PhD students applying for external fellowships that are “institutionally limited,” meaning that there is a limit placed on the number of students who can apply, or whose applications require the approval of a university official, should contact the Graduate School well in advance of any deadlines.

FELLOWSHIP BOOT CAMP

The External Fellowship Boot Camp is an intensive writing workshop in which students prepare a funding application. In the fall, the Boot Camp is targeted to students pursuing the National Science Foundation, Graduate Research Fellowship Program and the Ford Foundation Pre-Doctoral Fellowship. In the Spring, Boot Camp is designed for advanced PhD students in the humanities and social sciences who will be applying for a variety of kinds of support.

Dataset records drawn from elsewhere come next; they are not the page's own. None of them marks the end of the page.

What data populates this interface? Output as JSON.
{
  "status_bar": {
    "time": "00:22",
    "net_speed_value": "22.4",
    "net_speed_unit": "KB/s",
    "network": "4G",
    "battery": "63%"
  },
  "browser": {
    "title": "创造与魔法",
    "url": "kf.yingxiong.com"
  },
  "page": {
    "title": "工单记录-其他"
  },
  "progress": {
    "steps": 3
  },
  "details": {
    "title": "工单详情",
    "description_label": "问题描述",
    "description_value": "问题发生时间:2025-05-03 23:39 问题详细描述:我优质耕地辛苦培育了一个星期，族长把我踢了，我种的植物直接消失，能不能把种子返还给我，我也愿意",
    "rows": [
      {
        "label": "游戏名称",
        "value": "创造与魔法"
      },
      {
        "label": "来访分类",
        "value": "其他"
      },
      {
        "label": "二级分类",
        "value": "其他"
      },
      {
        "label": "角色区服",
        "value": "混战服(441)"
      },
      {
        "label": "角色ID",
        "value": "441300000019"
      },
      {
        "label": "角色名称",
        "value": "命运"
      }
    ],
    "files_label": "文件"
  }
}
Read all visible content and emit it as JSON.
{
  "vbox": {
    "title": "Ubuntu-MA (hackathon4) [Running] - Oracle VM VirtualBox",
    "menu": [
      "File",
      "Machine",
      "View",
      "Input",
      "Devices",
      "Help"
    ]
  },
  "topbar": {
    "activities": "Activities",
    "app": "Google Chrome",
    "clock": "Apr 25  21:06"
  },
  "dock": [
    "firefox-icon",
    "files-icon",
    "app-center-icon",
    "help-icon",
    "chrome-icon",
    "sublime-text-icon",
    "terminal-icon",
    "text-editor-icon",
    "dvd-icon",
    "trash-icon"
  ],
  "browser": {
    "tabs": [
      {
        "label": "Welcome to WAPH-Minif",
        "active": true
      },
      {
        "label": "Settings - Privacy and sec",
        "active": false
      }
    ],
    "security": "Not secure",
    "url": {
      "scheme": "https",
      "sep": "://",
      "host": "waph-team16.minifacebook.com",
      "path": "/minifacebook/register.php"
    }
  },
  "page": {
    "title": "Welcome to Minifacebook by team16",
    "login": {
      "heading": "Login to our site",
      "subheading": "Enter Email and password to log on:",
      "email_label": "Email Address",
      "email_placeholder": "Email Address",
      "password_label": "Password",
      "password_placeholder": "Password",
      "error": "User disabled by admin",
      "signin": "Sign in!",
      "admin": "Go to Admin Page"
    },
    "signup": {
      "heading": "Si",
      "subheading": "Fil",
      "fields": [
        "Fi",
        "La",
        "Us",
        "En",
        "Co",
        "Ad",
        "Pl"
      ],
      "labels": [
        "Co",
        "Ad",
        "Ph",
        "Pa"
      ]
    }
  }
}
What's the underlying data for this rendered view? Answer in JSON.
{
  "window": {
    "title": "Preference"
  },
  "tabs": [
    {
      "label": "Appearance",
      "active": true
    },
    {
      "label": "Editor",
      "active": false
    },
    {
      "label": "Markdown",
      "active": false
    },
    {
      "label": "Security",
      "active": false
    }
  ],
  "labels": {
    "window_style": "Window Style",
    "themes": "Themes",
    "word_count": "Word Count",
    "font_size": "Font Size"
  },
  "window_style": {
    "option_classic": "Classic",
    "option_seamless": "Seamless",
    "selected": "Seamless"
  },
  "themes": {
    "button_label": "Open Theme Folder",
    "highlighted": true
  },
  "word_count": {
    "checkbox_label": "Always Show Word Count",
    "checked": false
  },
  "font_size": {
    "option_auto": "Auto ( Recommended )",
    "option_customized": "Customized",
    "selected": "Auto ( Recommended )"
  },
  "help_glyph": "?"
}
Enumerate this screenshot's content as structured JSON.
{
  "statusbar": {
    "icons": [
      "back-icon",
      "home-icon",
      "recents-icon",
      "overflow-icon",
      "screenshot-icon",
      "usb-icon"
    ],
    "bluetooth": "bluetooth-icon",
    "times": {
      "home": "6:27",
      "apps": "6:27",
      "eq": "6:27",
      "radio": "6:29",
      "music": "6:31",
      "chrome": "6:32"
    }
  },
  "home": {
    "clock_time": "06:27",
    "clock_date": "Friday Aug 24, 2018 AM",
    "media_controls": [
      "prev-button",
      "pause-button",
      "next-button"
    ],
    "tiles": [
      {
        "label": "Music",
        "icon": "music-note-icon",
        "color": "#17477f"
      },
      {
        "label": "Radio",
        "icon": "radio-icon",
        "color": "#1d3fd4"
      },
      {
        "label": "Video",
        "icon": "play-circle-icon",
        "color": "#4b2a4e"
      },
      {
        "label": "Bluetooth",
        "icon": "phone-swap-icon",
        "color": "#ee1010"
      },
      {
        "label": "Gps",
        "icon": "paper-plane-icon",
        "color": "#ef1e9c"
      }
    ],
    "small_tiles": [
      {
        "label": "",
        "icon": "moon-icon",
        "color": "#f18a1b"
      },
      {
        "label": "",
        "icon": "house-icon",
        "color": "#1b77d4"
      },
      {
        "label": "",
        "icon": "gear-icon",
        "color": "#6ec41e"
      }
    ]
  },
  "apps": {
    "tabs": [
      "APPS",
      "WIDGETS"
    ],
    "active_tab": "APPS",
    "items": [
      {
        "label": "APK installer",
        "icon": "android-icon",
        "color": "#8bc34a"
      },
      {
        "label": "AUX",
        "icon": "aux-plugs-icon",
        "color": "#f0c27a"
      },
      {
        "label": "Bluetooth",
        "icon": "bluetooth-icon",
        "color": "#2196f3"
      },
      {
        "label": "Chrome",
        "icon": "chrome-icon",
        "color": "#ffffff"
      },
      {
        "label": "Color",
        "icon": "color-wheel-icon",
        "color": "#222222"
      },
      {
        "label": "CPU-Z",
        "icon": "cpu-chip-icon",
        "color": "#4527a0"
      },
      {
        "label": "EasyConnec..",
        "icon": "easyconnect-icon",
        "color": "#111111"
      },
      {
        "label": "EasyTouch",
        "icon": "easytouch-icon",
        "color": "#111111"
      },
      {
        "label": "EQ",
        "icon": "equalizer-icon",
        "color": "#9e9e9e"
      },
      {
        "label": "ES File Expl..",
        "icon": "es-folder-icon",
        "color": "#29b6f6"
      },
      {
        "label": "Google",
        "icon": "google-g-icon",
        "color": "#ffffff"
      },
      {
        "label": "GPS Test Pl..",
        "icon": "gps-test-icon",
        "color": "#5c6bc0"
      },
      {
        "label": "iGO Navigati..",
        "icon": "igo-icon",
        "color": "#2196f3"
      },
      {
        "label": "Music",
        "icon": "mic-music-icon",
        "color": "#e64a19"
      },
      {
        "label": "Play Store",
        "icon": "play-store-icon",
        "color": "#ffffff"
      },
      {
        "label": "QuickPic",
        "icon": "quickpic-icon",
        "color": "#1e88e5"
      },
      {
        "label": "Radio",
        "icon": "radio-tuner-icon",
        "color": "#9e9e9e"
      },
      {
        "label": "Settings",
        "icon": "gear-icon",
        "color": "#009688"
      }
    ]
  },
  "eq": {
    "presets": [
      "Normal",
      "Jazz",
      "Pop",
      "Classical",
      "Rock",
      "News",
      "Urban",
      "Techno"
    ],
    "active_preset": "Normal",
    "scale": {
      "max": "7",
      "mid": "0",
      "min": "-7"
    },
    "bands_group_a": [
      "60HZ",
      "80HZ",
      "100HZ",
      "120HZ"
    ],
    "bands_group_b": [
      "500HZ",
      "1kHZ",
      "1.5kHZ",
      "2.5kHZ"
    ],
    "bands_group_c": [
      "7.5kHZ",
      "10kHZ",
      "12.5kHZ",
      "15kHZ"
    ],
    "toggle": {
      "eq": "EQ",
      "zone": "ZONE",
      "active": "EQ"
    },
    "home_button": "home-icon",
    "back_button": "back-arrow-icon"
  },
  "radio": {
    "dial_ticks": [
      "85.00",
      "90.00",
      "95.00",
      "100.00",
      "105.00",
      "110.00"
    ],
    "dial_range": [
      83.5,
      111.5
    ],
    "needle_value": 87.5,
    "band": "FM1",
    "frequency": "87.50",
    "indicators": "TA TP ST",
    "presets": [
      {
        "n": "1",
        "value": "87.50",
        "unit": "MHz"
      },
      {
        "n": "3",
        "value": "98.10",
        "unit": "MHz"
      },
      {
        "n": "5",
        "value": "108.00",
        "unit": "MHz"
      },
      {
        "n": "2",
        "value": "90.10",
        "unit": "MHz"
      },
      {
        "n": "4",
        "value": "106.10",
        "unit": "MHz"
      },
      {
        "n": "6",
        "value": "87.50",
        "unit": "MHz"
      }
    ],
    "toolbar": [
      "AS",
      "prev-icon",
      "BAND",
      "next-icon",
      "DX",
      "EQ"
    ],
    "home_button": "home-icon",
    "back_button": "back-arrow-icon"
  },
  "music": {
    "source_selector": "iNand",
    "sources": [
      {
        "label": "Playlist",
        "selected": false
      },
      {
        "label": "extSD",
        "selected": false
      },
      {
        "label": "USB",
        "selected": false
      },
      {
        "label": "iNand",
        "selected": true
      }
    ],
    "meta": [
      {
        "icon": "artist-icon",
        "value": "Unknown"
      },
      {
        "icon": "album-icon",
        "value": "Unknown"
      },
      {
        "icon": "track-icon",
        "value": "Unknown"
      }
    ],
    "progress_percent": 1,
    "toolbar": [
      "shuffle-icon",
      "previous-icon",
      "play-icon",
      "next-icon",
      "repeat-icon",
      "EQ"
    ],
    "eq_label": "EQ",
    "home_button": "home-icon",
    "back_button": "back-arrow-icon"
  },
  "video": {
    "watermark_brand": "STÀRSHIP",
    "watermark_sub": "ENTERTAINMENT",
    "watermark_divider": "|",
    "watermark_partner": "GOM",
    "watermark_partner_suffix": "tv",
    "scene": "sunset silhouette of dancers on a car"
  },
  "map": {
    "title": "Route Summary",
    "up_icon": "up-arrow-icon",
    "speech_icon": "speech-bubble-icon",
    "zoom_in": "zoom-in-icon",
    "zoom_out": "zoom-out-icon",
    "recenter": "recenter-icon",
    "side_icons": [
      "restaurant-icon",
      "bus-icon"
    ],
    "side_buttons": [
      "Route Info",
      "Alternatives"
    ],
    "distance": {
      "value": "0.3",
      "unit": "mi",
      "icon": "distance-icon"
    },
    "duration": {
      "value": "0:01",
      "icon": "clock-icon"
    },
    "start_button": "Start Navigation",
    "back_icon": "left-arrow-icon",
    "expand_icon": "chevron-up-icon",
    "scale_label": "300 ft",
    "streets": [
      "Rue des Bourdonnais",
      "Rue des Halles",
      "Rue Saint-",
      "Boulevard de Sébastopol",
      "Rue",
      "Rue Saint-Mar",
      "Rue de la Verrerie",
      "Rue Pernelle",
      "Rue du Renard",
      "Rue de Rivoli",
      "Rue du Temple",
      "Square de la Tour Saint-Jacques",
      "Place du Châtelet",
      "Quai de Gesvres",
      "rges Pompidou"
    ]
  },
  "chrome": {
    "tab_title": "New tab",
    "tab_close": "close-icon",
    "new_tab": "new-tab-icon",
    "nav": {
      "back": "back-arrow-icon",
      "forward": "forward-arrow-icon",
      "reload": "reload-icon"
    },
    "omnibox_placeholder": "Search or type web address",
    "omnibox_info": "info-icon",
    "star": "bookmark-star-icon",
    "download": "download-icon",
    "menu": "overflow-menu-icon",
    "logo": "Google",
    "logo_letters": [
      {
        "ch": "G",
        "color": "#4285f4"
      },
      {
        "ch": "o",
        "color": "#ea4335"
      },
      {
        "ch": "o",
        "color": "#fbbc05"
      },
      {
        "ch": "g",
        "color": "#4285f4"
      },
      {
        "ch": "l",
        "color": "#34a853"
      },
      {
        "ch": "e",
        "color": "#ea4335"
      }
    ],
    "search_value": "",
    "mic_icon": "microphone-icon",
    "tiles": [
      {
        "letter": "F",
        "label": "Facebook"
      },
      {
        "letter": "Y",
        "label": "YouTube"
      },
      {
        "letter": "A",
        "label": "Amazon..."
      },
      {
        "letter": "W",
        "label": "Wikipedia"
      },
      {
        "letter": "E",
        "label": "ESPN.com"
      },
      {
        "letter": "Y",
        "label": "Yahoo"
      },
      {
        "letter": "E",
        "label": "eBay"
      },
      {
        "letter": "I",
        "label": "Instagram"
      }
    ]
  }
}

Participants may be eligible for a research award of up to $1,000 if they submit a complete proposal to one of the identified fellowships. Boot camp attendees meet as a large group and in smaller, rotating groups of their peers.

Graduates of the boot camp have enthusiastically endorsed the program:

  • The boot camp “definitely helped me gear my essay towards a larger audience, which is particularly important since the review panel for my discipline may include scholars from other fields”
  • “I loved it and felt like because of the difference in discipline everyone had a unique perspective and advice so each reviewer’s comment was different instead of getting the same feedback over and over again”
  • “The most important things I learned during the boot camp were about addressing the broader impacts criterion of the NSF GRFP. I feel much more confident now about telling a story relating my experiences to the evaluation criteria.”

 

For the fall Boot Camp, applications, including a recent CV and a rough draft of a 2 or 3 page personal statement are due to the graduate school in early June. Applications for the Spring Boot Camp are usually due in late February.